Au cours des années 1918-1920, devant l’âpreté de la lutte des classes, tous les opportunistes étaient passés du côté de la réaction tsariste et impérialiste, au nom de l’«humanisme». Soutenant l’intervention anglo-française, et donc les régimes colonialistes les plus terroristes, tous ces hommes, de Tsereteli à Bogdanov, avaient dénoncé la «dictature» et la «nouvelle classe des aristocrates bolcheviks» en Union soviétique. Dans les conditions de la lutte des classes des années trente, Boukharine a suivi la même démarche.
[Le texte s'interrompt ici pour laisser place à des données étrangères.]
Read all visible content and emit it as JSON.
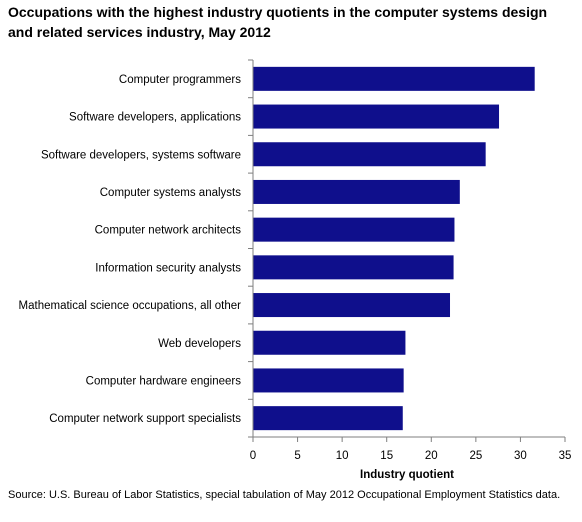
{
  "chart_data": {
    "type": "bar",
    "orientation": "horizontal",
    "title": "Occupations with the highest industry quotients in the computer systems design and related services industry, May 2012",
    "categories": [
      "Computer programmers",
      "Software developers, applications",
      "Software developers, systems software",
      "Computer systems analysts",
      "Computer network architects",
      "Information security analysts",
      "Mathematical science occupations, all other",
      "Web developers",
      "Computer hardware engineers",
      "Computer network support specialists"
    ],
    "values": [
      31.6,
      27.6,
      26.1,
      23.2,
      22.6,
      22.5,
      22.1,
      17.1,
      16.9,
      16.8
    ],
    "xlabel": "Industry quotient",
    "ylabel": "",
    "xlim": [
      0,
      35
    ],
    "xticks": [
      "0",
      "5",
      "10",
      "15",
      "20",
      "25",
      "30",
      "35"
    ],
    "grid": false,
    "legend": "none",
    "bar_color": "#0f0f8c",
    "source": "Source: U.S. Bureau of Labor Statistics, special tabulation of May 2012 Occupational Employment Statistics data."
  }
}
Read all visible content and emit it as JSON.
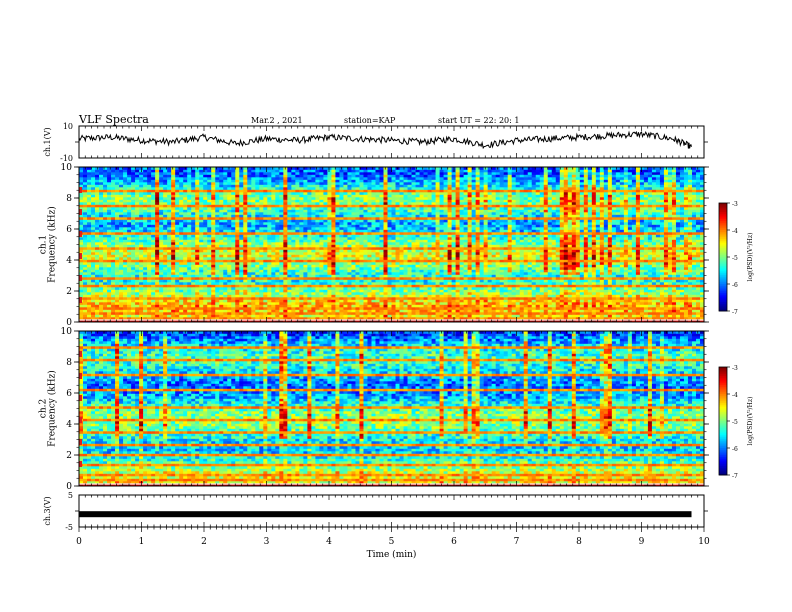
{
  "header": {
    "title": "VLF Spectra",
    "date": "Mar.2 , 2021",
    "station": "station=KAP",
    "start": "start UT = 22: 20: 1"
  },
  "chart_data": [
    {
      "type": "line",
      "ylabel": "ch.1(V)",
      "ylim": [
        -10,
        10
      ],
      "yticks": [
        "10",
        "-10"
      ],
      "xlim": [
        0,
        10
      ],
      "x": [
        0,
        0.5,
        1,
        1.5,
        2,
        2.5,
        3,
        3.5,
        4,
        4.5,
        5,
        5.5,
        6,
        6.5,
        7,
        7.5,
        8,
        8.5,
        9,
        9.5,
        9.8
      ],
      "values": [
        2,
        3,
        1,
        0,
        3,
        -1,
        2,
        1,
        3,
        2,
        1,
        0,
        2,
        -2,
        1,
        2,
        3,
        4,
        5,
        2,
        -3
      ]
    },
    {
      "type": "heatmap",
      "ylabel": "ch.1\nFrequency (kHz)",
      "ylim": [
        0,
        10
      ],
      "yticks": [
        0,
        2,
        4,
        6,
        8,
        10
      ],
      "xlim": [
        0,
        10
      ],
      "colorbar": {
        "label": "log(PSD)(V²/Hz)",
        "range": [
          -7,
          -3
        ],
        "ticks": [
          "-3",
          "-4",
          "-5",
          "-6",
          "-7"
        ]
      }
    },
    {
      "type": "heatmap",
      "ylabel": "ch.2\nFrequency (kHz)",
      "ylim": [
        0,
        10
      ],
      "yticks": [
        0,
        2,
        4,
        6,
        8,
        10
      ],
      "xlim": [
        0,
        10
      ],
      "colorbar": {
        "label": "log(PSD)(V²/Hz)",
        "range": [
          -7,
          -3
        ],
        "ticks": [
          "-3",
          "-4",
          "-5",
          "-6",
          "-7"
        ]
      }
    },
    {
      "type": "line",
      "ylabel": "ch.3(V)",
      "ylim": [
        -5,
        5
      ],
      "yticks": [
        "5",
        "-5"
      ],
      "xlim": [
        0,
        10
      ],
      "xticks": [
        0,
        1,
        2,
        3,
        4,
        5,
        6,
        7,
        8,
        9,
        10
      ],
      "xlabel": "Time (min)",
      "x": [
        0,
        9.8
      ],
      "values": [
        -1,
        -1
      ]
    }
  ]
}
Boukharine et la conspiration militaire

Au cours des années 1935-1936, Boukharine s’était aussi rapproché des groupes de conspirateurs militaires qui complotaient le renversement de la direction du Parti. Le 28 juillet 1936 eut lieu une conférence clandestine de l’organisation anticommuniste à laquelle appartenait le colonel Tokaev. A l’ordre du jour, entre autres, une discussion sur les différents avant-projets de la nouvelle Constitution soviétique. Tokaev note: «Staline voulait la dictature d’un seul parti et une centralisation complète. Boukharine envisageait plusieurs partis et même des partis nationalistes, et il était partisan d’une décentralisation maximale. Il voulait que des pouvoirs soient transférés vers les Républiques constituantes, les plus importantes auraient même le contrôle de leurs propres Affaires étrangères. Vers 1936, Boukharine s’approchait du point de vue social-démocrate de l’aile gauche des socialistes occidentaux.»96 «Boukharine avait étudié le projet alternatif (de Constitution), rédigé par Démocratov (membre de l’organisation clandestine de Tokaev, ndla), et dans les documents on avait maintenant inclus un certain nombre d’observations importantes, basées sur notre travail.»97

Les conspirateurs militaires du groupe Tokaev se disaient proches des positions politiques défendues par Boukharine. «Boukharine voulait aller lentement avec les paysans et remettre à plus tard la fin de la NEP; il croyait aussi que la révolution ne doit pas se faire partout par la force et l’insurrection armée. Boukharine croyait que chaque pays devrait se développer suivant ses propres lignes. Boukharine, Rykov et Tomsky réussirent à publier les points principaux de leur programme: 1. Ne pas mettre fin à la NEP, mais la continuer au moins pendant dix ans, (…) 4. Tout en poursuivant l’industrialisation, il fallait consacrer beaucoup plus de forces à l’industrie légère — le socialisme est fait par des hommes heureux, bien nourris, et non par des mendiants qui meurent. 5. Arrêter la
collectivisation forcée de l’agriculture et la destruction des koulaks.»98

Ce programme tendait à protéger la bourgeoisie dans l’agriculture, dans le commerce et dans l’industrie légère et à freiner l’industrialisation. Sa mise en application aurait sans doute causé la défaite lors de la guerre antifasciste.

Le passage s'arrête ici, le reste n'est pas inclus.